Traditionally, the host - usually the Father of the Bride, regardless of who is paying for the wedding - mingles nearby, introducing guests to one an other, pointing guests in the direction of the bar and hors d’oeuvres, and so forth.
It is very similar to when a couple hosts a formal cocktail party in their home. The hostess greets and welcomes guests, then directs them toward the living room where her husband introduces them around and points them toward the bartender.
To Receive, or Not to Receive?
Sometimes, when the reception will be quite brief, or in the case of a less formal wedding, the couple might opt not to have a receiving line. Some reception sites and halls may actually encourage that in order to keep everything on schedule.
A word of caution about this, however… if you are foregoing the receiving line with the thought that you will instead visit each table of guests after dinner (an unquestionable must if there is no receiving line), you are very likely to find your own fun and enjoyment of your wedding reception to be cut down by all the required table-hopping. Instead of hitting the dance floor, you may find the night to be quickly consumed by your obligation to “make the rounds”.
Many couples who take this route later report that the night was over before it even seemed to have gotten under way, and that the entire event is a bit of a blur in their minds.
While almost every couple finds that the wedding day goes by much faster than they would like, fulfilling your duty to visit every table instead of dancing the night away and mingling more freely is almost certain to make the evening seem shorter and perhaps less satisfying.
Where to Receive
When observing traditional etiquette, the classical receiving line is never held at the church, but rather, always at the reception site.
There are some rules of traditional etiquette which, even to day, must never be modified, however, this is not one of them. Therefore, for a wedding with a more contemporary approach, you may choose to have a receiving line at the church (usually after the ceremony).
Who Stands in the Receiving Line?
According to traditional etiquette, the order of the traditional, and most formal receiving line is as follows:
Mother of the Bride
Mother of the Groom
Maid of Honor
All of the Bridesmaids
Traditionally, no men stand in the receiving line, except for the groom, of course.

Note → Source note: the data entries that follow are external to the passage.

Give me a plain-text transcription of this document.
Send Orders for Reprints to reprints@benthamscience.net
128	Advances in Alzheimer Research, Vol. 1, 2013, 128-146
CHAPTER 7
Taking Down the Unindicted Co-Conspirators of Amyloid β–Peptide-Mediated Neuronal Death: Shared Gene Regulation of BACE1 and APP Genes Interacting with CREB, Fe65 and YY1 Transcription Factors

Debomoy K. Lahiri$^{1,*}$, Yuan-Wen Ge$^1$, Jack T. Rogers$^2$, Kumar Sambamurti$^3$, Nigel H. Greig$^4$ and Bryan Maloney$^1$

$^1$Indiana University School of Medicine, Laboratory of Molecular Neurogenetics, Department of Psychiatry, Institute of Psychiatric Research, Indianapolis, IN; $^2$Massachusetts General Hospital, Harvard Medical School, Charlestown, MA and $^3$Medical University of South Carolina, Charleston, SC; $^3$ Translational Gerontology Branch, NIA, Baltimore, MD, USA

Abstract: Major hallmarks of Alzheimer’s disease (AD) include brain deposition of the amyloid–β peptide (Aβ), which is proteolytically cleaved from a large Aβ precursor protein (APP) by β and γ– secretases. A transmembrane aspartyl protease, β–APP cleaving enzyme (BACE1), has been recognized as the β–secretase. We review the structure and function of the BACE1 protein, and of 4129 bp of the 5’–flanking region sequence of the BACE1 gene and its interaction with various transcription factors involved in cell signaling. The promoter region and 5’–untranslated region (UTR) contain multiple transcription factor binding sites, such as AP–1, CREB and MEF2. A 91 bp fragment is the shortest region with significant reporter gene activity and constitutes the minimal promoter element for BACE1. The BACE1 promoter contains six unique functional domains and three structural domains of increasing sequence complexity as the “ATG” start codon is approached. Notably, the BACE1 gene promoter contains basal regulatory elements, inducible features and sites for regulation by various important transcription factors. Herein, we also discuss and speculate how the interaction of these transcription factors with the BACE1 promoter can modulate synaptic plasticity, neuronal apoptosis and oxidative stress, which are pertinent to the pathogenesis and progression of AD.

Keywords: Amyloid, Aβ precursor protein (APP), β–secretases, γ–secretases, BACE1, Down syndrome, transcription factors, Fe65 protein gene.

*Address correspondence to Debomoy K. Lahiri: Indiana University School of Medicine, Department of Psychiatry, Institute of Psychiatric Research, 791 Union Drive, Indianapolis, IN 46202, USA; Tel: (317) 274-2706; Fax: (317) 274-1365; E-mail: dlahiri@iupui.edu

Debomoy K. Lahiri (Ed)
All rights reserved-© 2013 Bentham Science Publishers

Child attendants also do not participate in the receiving line.
However, not everyone is concerned with maintaining the highest level of tradition or formality, and it is certainly acceptable to deviate from the historic form of the receiving line if desired. Today, couples may create any number of variations of the receiving line. For example, these days, it is not uncommon to include the fathers and groomsmen in the receiving line if you would like
Some couples prefer a contemporary, shorter version with just themselves and both sets of parents. That would take the following order: Mother of the Bride, Father of the Bride, Bride, Groom, Mother of the Groom, Father of the Groom. If any of the parents are divorced and relations are strained, then a simple switch in the order of the line would occur. The line would then look like this: Mother of the Bride, Father of the Groom, Bride, Groom, Mother of the Groom, Father of the Bride.

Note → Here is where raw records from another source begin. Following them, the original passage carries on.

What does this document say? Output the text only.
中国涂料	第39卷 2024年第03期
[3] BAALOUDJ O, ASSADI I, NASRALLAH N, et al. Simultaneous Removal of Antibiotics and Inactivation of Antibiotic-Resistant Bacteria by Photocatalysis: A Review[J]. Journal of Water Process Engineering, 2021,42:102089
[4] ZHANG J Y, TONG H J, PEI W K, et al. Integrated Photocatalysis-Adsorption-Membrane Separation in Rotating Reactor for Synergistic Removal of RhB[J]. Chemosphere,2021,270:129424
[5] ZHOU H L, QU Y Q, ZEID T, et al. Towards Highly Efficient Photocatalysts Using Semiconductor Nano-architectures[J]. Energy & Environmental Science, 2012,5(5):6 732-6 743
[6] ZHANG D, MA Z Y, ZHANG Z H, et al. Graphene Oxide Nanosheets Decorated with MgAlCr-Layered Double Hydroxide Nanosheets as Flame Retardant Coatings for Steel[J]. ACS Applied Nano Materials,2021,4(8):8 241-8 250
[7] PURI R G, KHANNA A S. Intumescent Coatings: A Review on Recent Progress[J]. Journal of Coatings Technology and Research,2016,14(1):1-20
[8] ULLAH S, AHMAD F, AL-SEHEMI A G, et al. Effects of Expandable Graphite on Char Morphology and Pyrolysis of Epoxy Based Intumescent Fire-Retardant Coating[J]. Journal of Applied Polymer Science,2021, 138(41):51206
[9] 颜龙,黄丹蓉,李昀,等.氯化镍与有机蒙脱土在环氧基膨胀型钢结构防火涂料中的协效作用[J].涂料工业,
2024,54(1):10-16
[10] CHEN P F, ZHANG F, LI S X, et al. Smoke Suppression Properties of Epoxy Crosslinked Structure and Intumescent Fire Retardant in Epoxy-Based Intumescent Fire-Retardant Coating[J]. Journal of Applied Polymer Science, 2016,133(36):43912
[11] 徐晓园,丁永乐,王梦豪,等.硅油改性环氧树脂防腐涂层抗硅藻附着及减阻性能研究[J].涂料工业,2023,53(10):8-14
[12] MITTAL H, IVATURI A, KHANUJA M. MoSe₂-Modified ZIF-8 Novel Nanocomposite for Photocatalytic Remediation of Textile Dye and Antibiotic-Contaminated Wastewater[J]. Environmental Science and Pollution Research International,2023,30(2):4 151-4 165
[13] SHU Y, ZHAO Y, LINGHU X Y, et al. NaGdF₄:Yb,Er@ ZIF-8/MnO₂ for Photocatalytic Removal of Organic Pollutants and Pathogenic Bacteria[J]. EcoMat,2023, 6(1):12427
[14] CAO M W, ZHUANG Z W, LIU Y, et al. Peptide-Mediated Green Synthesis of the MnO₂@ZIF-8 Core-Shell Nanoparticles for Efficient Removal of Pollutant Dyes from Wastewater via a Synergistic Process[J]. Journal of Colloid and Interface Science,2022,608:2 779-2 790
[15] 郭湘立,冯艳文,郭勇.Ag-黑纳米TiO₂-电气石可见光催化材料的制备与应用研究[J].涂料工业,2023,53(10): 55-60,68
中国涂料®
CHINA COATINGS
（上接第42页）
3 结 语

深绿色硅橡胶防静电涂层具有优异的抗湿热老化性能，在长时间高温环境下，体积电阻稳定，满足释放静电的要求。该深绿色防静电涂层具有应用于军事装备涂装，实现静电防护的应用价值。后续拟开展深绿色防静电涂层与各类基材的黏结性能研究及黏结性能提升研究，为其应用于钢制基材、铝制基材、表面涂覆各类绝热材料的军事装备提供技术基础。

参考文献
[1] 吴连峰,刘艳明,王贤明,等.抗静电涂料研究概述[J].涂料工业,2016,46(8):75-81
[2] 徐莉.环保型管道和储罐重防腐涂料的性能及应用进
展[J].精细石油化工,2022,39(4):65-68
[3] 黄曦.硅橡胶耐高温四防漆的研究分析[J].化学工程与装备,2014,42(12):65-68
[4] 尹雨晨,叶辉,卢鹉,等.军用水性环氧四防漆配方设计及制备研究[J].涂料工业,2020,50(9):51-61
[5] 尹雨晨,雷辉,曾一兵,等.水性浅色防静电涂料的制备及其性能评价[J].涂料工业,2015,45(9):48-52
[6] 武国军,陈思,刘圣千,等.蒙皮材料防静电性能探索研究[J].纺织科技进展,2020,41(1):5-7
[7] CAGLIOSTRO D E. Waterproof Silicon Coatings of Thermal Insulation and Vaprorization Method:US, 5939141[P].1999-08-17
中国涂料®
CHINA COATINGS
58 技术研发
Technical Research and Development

Children are sometimes also seen in more contemporary receiving lines. However, this is only advisable if they are old enough, and well behaved enough to stand for a long period of time without becoming restless or fidgety.

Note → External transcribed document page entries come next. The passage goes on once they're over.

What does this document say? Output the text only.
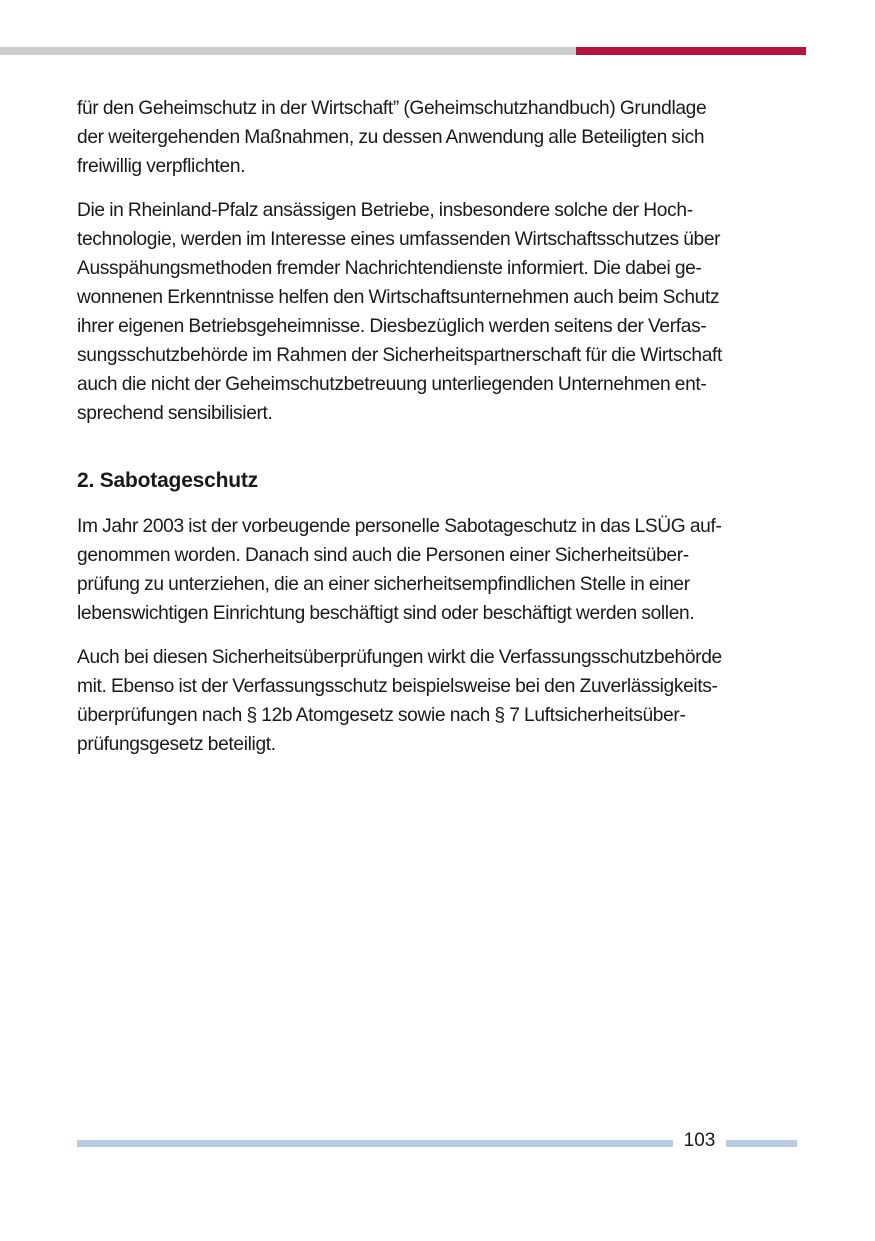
für den Geheimschutz in der Wirtschaft” (Geheimschutzhandbuch) Grundlage
der weitergehenden Maßnahmen, zu dessen Anwendung alle Beteiligten sich
freiwillig verpflichten.

Die in Rheinland-Pfalz ansässigen Betriebe, insbesondere solche der Hoch-
technologie, werden im Interesse eines umfassenden Wirtschaftsschutzes über
Ausspähungsmethoden fremder Nachrichtendienste informiert. Die dabei ge-
wonnenen Erkenntnisse helfen den Wirtschaftsunternehmen auch beim Schutz
ihrer eigenen Betriebsgeheimnisse. Diesbezüglich werden seitens der Verfas-
sungsschutzbehörde im Rahmen der Sicherheitspartnerschaft für die Wirtschaft
auch die nicht der Geheimschutzbetreuung unterliegenden Unternehmen ent-
sprechend sensibilisiert.

2. Sabotageschutz

Im Jahr 2003 ist der vorbeugende personelle Sabotageschutz in das LSÜG auf-
genommen worden. Danach sind auch die Personen einer Sicherheitsüber-
prüfung zu unterziehen, die an einer sicherheitsempfindlichen Stelle in einer
lebenswichtigen Einrichtung beschäftigt sind oder beschäftigt werden sollen.

Auch bei diesen Sicherheitsüberprüfungen wirkt die Verfassungsschutzbehörde
mit. Ebenso ist der Verfassungsschutz beispielsweise bei den Zuverlässigkeits-
überprüfungen nach § 12b Atomgesetz sowie nach § 7 Luftsicherheitsüber-
prüfungsgesetz beteiligt.

103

Typically, it is still good advice to limit the number of people in the receiving line as much as possible for practical reasons. This will make it quick for guests to move through the line ( guests often loathe being held up in a slow moving receiving line!) and to enable the reception festivities to get under way without too lengthy of a delay. It is also probably still favorable to avoid having the ushers, groomsmen and best man stand in the line - not only because it will speed things along, but also because it will probably be the more preferred option for these gentlemen themselves.
Short Receptions & Receiving Lines
When it comes to daytime weddings which are held in a hall or similar reception facility, often another event may be scheduled in the facility for that evening. Therefore, the facility may require that the function conclude by a certain time, such as 4:00 PM, so that it can be cleared and then set up for the evening reception.
Such a scenario where time is constrained may present a consideration in deciding whether or not to have the receiving line. When time will be considerably limited, it may necessitate eliminating the receiving line.